Post to the Host
Host Garrison Keillor answers your questions about life, love, writing, authors, and of course, A Prairie Home Companion.
Dear Garrison, In your show,
March 3, 2005 |
Dear Garrison,
In your show, I've noticed there are a number of songs you like to come back to (e.g., "Forever Young," "My Life," "The Cheapest Kind," anything by Buddy Holly). Is there a personal favorite that stands out from the rest? I assume "Little Drummer Boy" is at the bottom of the list.
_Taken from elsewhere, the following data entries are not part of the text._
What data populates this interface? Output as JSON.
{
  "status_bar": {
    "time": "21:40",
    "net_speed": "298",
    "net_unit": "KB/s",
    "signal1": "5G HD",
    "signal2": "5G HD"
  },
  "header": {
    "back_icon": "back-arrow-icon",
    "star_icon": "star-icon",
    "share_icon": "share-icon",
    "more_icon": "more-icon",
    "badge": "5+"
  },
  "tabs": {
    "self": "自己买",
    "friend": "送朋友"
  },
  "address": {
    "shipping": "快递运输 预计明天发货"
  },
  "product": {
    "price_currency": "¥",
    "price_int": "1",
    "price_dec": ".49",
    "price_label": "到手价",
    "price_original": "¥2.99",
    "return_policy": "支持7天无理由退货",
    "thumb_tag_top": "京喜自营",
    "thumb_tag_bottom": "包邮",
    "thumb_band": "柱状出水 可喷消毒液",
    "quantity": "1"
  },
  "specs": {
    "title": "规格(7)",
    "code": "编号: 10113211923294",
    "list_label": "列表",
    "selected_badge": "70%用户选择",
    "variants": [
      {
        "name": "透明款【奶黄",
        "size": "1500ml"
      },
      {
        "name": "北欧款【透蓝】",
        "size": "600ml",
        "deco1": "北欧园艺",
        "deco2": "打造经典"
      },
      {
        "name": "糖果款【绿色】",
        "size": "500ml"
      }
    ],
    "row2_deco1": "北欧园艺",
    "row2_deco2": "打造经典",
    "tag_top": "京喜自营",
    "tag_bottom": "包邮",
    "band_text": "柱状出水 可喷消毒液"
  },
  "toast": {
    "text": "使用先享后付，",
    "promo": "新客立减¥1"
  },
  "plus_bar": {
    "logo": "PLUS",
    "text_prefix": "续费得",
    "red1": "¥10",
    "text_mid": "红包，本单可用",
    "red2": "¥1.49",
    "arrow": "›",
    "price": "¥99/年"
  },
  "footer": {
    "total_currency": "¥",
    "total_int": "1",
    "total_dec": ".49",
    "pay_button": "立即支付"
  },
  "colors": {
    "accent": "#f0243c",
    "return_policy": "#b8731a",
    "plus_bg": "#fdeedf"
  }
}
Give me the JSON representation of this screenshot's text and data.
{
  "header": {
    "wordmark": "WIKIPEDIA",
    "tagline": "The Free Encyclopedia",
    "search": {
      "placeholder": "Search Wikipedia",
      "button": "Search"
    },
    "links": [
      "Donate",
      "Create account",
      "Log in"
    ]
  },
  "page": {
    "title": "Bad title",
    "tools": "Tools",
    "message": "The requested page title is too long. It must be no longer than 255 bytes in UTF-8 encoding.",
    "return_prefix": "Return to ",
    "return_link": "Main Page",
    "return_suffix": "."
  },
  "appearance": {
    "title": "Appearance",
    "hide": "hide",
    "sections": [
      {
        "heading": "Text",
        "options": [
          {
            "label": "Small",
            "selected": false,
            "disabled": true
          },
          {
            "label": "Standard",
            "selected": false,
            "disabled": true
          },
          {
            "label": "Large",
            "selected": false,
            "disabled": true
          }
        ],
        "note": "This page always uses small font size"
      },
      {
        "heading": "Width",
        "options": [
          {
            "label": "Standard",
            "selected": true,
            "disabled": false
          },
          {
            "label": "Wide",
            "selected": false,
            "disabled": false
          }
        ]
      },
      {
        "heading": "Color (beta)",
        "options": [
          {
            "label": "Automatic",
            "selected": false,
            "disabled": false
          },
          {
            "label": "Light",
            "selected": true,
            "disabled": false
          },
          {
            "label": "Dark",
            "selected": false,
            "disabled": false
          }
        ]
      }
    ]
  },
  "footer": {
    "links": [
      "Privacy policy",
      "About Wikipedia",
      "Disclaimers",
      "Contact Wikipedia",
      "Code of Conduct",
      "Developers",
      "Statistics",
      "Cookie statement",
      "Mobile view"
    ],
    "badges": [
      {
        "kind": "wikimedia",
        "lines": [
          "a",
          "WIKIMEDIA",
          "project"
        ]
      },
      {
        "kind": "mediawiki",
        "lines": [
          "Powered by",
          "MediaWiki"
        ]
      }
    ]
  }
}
Do you ever feel you're a singer trapped in a writer's body?
Rob Enslin
Syracuse, N.Y.
At the moment, I love singing duets with Prudence Johnson more than anything. Kate MacKenzie and I used to sing duets and then she got married and retired to Oregon and I haven't been able to convince her to come back to work. Prudence has a fine voice, very pure, and singing harmony to her melody makes a person feel graceful as Fred Astaire, even if the song is "Gold Watch & Chain" or "Before The Next Teardrop Falls" or "Devoted To You". It's awfully pleasurable, a guilty pleasure since she and I tend to fall into a pop style Prudence isn't really at home in gospel music or bluegrass but what can I say? I love it. I don't do Buddy Holly very well I'm better at channeling Elvis. Any day I can sing gospel with Jearlyn Steele, "Precious Lord" or "Tramp On The Street" or "His Eye Is On The Sparrow," is a good day. On the Rhubarb Tour of 2003, I sang "Frankie and Johnny" every night for three weeks and loved that, and also "My Love Is Like A Red Red Rose," which is bits of Burns and Herrick and Yeats and Wordsworth and other poets. And then there have been the hundreds of renditions of "America the Beautiful" and "The Star-Spangled Banner" and "Home On The Range" and "Amazing Grace" and other songs with audiences. Some audiences bristle when you ask them to sing and that's okay, but now and then you catch people when they're in the mood for it. Tuesday night at the University of Nevada, Reno, I stood on the stage of the music hall and found that the beautiful acoustic that delivers the string quartet to the audience also delivers the audience to the guy on stage. They sang two verses of "O beautiful for spacious skies" in quiet four-part harmony that was so majestic, I saw people dabbing at their eyes. Well, that's how I feel when I sing harmony, too. This is one motive for doing the Prairie Home Companion cruise in August we can gather in the ship's auditorium and sing for hours.